Trump, Superheroes, and Nostalgia-Joe

Trump, Superheroes, and Nostalgia.

When I was a kid I would go to Kentucky to visit my uncle’s lake house.  Every summer my siblings and I would race down the hill, jump off the rope swing and swim for hours in that lake.  I have many fond memories of that time.  There was no school, no responsibilities, and nothing to take me out of the moment.  As a kid, I never saw this uncle very much, usually only during the summer.  However, I still remember how he loved music.  While my siblings and I would play, laugh and eat, my uncle would always play his favorite music loudly for everyone to hear.  He would bring his guitar out to the dock to play and to sing, and to enjoy spending time with his nieces and nephews.  His favorite song was “American Pie” by Don McLean and to this day whenever I hear that song I always get nostalgic for those summer days in Kentucky.

 

The experience of pleasant memories of the past, when things were simpler and better is known as nostalgia.  Whether it’s thinking about summer days on a lake, thinking about your mom’s cooking, or even reminiscing about a simpler world without cellphones and computers can all elicit a sense of nostalgia.  This sense, while generally positive, is a powerful emotion because memories of the past influence how people want to live in the present and change the future, and one can see how nostalgia clearly has an influence in American popular culture and politics.

 

In 2016, only 2 of the top 10 highest grossing films were original franchises.  The rest were movies about superheroes like Batman and Superman, a film in the Harry Potter universe, a prequel for Star Wars and even remakes of old Disney movies. Some people like to go to the movies to escape from the real world of work and responsibility into a world of fantasy where the good guy always wins and the stories are simple and positive.  I think this sense is very much related to the sense of simplicity and positivity people feel when they think about the good parts of their childhood and it’s powerful enough for people to spend billions of dollars to see movies every year.  However, more so than just people’s movie preferences, nostalgia also influences their political beliefs and I think one can see this influence in Donald Trump’s presidential campaign.

 

In politics, it’s no mystery that politicians use emotional rhetoric to gain support and Donald Trump is no different.  His slogan, his key message to the American people was, “Make America Great Again.”  The slogan suggests that America isn’t great now, but it asks people to think about how great America was when they were younger, and that is the America that Donald Trump will give to the American people.  Let’s compare this to Barack Obama’s campaign slogan in 2008— “Yes, we can.”  Obama looked to the future, to the things that we can change, to the things that we can do.  Trump, on the other hand, looked to the past, and to the things that have gone wrong.  For many people the future can be unknown and scary, while the past is idyllic and safe, and it is a very appealing message to people who are unhappy with the current state of affairs.

 

While there’s nothing wrong with nostalgia, businesses and politicians know it’s a powerful emotion that can be used to influence what people buy and even who they vote for.  So just remember that, the next time a song makes you nostalgic for your childhood summers

 

Key Terms:

Nostalgia- a sentimental longing or wistful affection for a period in the past.
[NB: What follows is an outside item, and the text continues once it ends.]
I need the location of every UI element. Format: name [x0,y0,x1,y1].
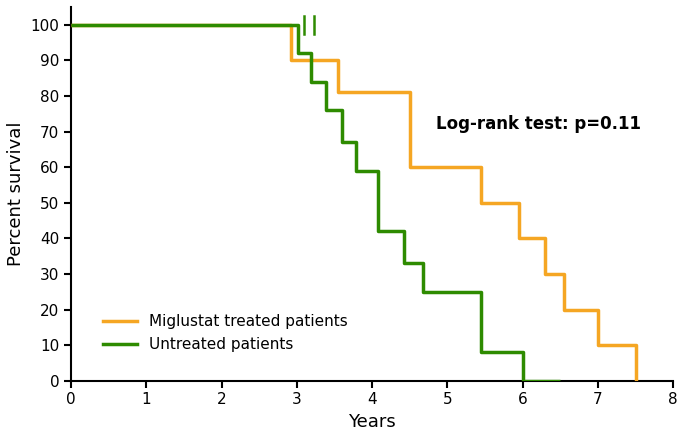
Legend: Miglustat treated patients, Untreated patients: Miglustat treated patients, Untreated pa… [97,308,353,358]
X-axis label: Years: Years [349,413,396,431]
Y-axis label: Percent survival: Percent survival [7,122,25,266]
Text: Log-rank test: p=0.11: Log-rank test: p=0.11 [436,115,641,134]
Reminisce- indulge in enjoyable recollection of past events.

Elicit- evoke or draw out (a reaction, answer, or fact) from someone.

Gross- (of income, profit, or interest) without deduction of tax or other contributions; total.

Slogan- a short and striking or memorable phrase used in advertising.

Rhetoric- the art of effective or persuasive speaking or writing, especially the exploitation of figures of speech and other compositional techniques

Idyllic- extremely happy, peaceful, or picturesque.

 

Comprehension Test:

Where did I go during the summer as a kid?

Of the highest grossing films in 2016, were there more original franchises or old ones?

How would you describe the difference between Obama and Trump’s political slogans?

 

Discussion questions:

Are there any songs that remind you of people or places?

Do you prefer original movie ideas or movies from franchises you already know?

Do you think politicians use nostalgia to gain support?